The flow of oil from U.S. shale fields is projected by government analysts to fall 14 percent by 2017, as the reverberations of the recent crash in crude prices are felt.
Production from those shale fields had increased exponentially over the past decade as hydraulic fracturing and horizontal drilling techniques were improved. Shale oil now accounts for more than half of the nation’s crude output.
But according to a report Monday by the U.S. Energy Information Administration, shale oil output – which peaked in 2015 at 4.9 million barrels a day – will fall to 4.2 million barrels by the end of next year.
The fall is “mainly attributed to low oil prices and the resulting cuts in investment. However, production declines will continue to be mitigated by reductions in cost and improvements in drilling techniques,” the report reads.

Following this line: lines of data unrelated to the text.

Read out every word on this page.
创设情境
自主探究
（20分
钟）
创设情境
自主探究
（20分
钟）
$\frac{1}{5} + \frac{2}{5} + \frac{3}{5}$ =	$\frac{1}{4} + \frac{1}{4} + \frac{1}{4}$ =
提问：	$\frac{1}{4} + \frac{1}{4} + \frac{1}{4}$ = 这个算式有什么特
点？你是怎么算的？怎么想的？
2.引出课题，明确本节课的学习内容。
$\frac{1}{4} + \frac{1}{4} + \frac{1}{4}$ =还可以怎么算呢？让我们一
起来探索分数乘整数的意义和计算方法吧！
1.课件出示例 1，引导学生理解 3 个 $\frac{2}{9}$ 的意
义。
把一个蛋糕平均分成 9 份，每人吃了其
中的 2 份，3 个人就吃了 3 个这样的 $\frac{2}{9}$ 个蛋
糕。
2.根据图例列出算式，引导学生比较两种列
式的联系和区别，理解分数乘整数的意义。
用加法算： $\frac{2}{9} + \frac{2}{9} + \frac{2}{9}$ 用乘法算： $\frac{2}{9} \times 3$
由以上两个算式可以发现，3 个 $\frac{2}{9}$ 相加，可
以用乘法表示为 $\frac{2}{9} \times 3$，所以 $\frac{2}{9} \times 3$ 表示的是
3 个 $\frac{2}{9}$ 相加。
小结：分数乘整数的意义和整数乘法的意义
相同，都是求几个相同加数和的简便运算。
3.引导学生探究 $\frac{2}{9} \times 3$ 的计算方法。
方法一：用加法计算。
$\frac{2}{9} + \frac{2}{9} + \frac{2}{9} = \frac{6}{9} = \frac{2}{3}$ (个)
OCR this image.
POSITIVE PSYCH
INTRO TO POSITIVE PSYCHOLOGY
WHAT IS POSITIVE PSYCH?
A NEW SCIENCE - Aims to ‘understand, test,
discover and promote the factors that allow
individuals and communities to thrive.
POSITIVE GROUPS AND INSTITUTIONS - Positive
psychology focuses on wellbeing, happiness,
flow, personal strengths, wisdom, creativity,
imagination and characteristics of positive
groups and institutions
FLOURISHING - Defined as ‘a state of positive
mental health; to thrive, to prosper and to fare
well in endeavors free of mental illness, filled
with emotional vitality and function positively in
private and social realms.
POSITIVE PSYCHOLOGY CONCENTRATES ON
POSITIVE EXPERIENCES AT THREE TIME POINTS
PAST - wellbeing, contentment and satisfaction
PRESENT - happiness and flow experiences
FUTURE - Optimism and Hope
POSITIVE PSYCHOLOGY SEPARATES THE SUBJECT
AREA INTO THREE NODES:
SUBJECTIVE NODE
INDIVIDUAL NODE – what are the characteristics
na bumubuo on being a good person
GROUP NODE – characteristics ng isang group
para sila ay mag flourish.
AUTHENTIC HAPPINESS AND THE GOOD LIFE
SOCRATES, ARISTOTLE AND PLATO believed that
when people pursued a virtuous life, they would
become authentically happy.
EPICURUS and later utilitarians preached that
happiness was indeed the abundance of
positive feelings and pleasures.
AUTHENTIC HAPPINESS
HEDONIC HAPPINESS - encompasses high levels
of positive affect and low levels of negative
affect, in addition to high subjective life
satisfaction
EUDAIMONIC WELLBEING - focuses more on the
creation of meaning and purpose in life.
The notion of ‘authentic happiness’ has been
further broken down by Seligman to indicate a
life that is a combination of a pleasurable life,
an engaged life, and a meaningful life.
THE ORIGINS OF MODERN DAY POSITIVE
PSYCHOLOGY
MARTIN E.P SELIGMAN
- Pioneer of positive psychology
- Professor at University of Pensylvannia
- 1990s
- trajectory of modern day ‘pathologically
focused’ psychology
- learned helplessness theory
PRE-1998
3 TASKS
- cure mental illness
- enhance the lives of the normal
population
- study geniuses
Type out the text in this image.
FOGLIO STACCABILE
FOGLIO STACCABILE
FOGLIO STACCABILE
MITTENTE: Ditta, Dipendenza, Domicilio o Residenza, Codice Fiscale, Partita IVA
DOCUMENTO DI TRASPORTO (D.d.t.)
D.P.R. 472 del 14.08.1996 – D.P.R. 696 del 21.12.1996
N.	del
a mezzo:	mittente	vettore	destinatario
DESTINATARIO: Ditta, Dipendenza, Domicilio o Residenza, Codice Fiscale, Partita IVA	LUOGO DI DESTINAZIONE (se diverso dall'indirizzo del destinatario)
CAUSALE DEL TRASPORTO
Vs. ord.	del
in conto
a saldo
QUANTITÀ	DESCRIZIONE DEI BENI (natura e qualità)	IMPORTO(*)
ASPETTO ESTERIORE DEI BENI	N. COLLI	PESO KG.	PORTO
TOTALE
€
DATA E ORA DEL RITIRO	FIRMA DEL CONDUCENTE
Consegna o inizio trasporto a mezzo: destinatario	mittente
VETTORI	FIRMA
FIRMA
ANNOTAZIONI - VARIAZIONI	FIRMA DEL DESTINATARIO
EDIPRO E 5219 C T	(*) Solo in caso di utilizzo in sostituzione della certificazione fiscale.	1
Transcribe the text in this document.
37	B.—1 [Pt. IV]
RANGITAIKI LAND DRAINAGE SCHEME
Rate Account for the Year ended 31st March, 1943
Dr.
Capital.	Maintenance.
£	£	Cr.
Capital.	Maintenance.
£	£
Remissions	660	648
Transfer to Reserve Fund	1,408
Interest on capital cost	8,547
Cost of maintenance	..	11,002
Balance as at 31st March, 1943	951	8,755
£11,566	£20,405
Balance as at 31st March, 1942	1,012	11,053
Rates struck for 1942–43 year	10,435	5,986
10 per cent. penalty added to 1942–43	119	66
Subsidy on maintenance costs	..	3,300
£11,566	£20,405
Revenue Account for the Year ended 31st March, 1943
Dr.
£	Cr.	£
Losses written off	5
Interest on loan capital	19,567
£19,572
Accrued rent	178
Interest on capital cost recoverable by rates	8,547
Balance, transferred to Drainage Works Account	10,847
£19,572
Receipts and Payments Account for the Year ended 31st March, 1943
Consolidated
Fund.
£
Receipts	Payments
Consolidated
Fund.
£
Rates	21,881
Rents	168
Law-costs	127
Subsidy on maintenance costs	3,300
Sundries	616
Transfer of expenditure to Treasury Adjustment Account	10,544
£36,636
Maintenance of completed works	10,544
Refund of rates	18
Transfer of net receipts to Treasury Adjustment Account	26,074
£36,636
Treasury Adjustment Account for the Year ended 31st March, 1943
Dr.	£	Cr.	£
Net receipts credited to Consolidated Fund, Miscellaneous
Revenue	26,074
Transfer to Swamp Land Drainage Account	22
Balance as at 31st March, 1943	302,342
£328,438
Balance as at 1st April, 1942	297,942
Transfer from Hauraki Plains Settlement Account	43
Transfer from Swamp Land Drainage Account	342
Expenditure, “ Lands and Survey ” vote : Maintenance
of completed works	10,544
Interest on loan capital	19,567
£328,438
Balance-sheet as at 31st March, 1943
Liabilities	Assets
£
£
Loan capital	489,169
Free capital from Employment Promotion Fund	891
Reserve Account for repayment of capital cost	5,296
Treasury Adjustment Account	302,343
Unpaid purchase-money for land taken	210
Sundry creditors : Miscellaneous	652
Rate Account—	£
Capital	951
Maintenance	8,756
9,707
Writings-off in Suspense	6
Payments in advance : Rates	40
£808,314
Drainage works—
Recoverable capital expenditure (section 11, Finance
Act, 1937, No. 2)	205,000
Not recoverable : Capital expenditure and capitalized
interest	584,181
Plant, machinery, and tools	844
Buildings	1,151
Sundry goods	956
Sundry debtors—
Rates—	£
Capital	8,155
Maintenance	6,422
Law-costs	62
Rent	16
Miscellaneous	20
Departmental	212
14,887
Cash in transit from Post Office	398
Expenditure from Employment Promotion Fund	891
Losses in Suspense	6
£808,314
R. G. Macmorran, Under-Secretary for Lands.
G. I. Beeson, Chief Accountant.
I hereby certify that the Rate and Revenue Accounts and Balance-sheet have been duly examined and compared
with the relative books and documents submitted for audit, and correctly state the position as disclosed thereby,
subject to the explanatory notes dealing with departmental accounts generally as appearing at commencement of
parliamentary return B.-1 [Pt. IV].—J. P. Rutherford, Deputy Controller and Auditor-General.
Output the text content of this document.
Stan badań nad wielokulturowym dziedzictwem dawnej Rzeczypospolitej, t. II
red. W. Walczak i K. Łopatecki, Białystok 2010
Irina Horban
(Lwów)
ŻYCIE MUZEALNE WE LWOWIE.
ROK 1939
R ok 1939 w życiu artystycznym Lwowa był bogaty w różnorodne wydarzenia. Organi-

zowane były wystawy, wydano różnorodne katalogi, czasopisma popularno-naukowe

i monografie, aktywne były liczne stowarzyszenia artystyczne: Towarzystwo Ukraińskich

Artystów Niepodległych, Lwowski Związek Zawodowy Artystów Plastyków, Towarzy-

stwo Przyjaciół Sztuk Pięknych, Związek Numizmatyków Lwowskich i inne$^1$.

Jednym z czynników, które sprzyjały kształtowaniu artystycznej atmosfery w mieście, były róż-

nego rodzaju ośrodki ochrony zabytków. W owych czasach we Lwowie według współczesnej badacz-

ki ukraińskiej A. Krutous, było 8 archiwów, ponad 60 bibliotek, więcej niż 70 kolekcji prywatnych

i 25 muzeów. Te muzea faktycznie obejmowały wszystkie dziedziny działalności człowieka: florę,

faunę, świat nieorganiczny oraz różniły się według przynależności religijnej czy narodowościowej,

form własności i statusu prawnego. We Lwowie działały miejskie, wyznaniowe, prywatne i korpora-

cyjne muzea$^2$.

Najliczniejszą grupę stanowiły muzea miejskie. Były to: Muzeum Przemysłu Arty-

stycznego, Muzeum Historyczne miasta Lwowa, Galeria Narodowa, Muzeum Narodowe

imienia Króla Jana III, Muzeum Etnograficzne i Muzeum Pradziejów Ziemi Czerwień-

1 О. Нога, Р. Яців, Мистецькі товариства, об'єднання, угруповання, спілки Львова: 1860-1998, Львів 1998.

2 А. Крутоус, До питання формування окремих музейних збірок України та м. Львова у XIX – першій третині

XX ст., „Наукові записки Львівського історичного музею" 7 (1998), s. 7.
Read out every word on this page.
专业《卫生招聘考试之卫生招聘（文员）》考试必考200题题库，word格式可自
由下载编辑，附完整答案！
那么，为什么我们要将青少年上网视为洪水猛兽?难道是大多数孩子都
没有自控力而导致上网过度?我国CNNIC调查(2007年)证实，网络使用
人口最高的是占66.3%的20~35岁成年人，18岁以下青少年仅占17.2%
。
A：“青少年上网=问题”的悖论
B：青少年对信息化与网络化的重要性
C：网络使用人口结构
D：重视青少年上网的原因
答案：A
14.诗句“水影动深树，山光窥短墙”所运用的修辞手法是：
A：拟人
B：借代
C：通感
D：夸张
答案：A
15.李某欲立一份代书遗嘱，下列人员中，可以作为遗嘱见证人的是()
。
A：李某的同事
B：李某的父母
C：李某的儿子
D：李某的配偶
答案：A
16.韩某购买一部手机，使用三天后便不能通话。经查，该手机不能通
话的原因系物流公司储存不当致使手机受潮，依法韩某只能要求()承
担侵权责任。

After 2017 government analyst are more bullish, predicting that by 2040 shale oil production will increase 45 percent from 2015 levels to 7.1 million barrels a day. U.S. natural gas production from shale would more than double to 79 billion cubic feet a day – with no drop off in production in the short-term.
Those predictions are predicated on analysts ability to predict future oil prices. In the report, EIA explains that fluctuations in oil prices could cause wild production swings. In the event of high prices, shale oil would reach more than 12 million barrels a day by 2040. If prices were low, production could fall close to 3 million barrels a day.
The EIA also predicts that by 2019 the Bakken formation, which spans North Dakota and Montana, will be the country’s largest oil field, surpassing the Eagle Ford field in South Texas. By 2040, analysts predict, the Bakken will produce 2.3 million barrels per day, almost a third of the nation’s shale oil output.